Does God really yearn for our return?
[Please note: ACIM passages quoted in this article reference the Foundation for Inner Peace (FIP) Edition.]
Have you ever come across some idea in the Course that you are familiar with, but that you suddenly realize you have no real, personal relationship with? That is what happened to me yesterday.
I was practicing Lesson 226, “My home awaits me. I will hasten there.” The meaning of that first line is not that my home awaits me in some impersonal sense, like, “My future awaits me.” It’s that my home is waiting very consciously for me, longing for my return. You can see this in the first lines of the prayer: “Father, my home awaits my glad return. Your Arms are open and I hear Your Voice.”
The image calls to mind your mother, on the porch of your family home, waiting eagerly for your arrival, calling to you to come home, while her arms are open wide in welcome. I realize, of courses, that God doesn’t literally have arms, but the image is there to say something about God that is literally true, that He is eagerly waiting for our return home, in a state of pure, open welcome.
I’ve known about this Course teaching for a long time, but yesterday when I tried to have a sense of God waiting for me in this way, when I tried to picture it in my mind, I instantly realized that I just don’t relate to the idea.
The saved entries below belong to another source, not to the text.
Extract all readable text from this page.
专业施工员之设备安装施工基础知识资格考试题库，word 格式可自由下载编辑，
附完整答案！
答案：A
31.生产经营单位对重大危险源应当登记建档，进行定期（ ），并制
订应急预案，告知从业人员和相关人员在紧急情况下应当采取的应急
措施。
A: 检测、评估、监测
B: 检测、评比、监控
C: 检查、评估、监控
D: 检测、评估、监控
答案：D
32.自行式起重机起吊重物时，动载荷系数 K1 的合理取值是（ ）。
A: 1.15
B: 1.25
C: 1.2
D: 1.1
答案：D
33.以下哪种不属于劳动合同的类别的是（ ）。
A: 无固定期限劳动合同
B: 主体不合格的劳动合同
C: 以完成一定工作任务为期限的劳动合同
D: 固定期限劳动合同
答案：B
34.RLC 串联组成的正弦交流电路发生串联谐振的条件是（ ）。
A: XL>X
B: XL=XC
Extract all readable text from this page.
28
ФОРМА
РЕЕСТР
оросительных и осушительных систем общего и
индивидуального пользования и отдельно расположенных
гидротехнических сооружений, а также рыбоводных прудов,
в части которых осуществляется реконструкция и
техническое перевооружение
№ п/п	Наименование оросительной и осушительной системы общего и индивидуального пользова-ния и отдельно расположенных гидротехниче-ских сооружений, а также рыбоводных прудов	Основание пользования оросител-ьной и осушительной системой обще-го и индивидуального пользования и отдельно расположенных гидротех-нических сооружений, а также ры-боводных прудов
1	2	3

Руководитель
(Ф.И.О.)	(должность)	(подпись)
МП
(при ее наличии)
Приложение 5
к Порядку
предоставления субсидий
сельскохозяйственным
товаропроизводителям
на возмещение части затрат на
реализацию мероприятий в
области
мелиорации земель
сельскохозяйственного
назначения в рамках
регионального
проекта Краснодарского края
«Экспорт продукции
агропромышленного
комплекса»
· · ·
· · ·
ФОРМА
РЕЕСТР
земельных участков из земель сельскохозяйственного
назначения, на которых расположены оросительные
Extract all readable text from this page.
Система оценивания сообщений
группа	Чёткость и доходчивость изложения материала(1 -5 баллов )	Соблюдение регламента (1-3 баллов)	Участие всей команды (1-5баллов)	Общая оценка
On an emotional level, it just didn’t resonate that God would regard me as that important. It seemed far-fetched to think He actually looks at me like the father of the prodigal son, as His long-lost Son who He misses and whose return He yearns for.
And yet, this teaching is there throughout the Course. The Course says four times that God “yearns” or has a “yearning” for our return. It also says, “You are not forgot in Heaven.” And, “Your Father needs you, and will call to you, until you come to Him in peace at last.” These are a few examples of what must be scores of lines that contain this teaching. There is not doubt that it’s there.
Facing this dichotomy—something the Course clearly teaches, yet which, on an emotional level, I do not find credible—I realized that I would dearly like to believe this. I’d like to believe that God actually feels that way about me. I’d like to see all the guidance I receive as His Voice calling me home, where He waits for me with open Arms, having yearned for my return for eons.
I also realized that, however in-credible I find the idea, logically speaking it has to be true. I am truly convinced that God loves all of us with an inconceivable depth and intensity. And yet how could He love us and not care if we came home to Him?
So I’m going to work on this, to try to build this idea into my mind. My experience is that if I repeat it enough, from a variety of different angles, at some point it will click into place and feel natural. Rather than a long limb to venture out on, it will seem like a basic foundation on which I can stand. I look forward to that.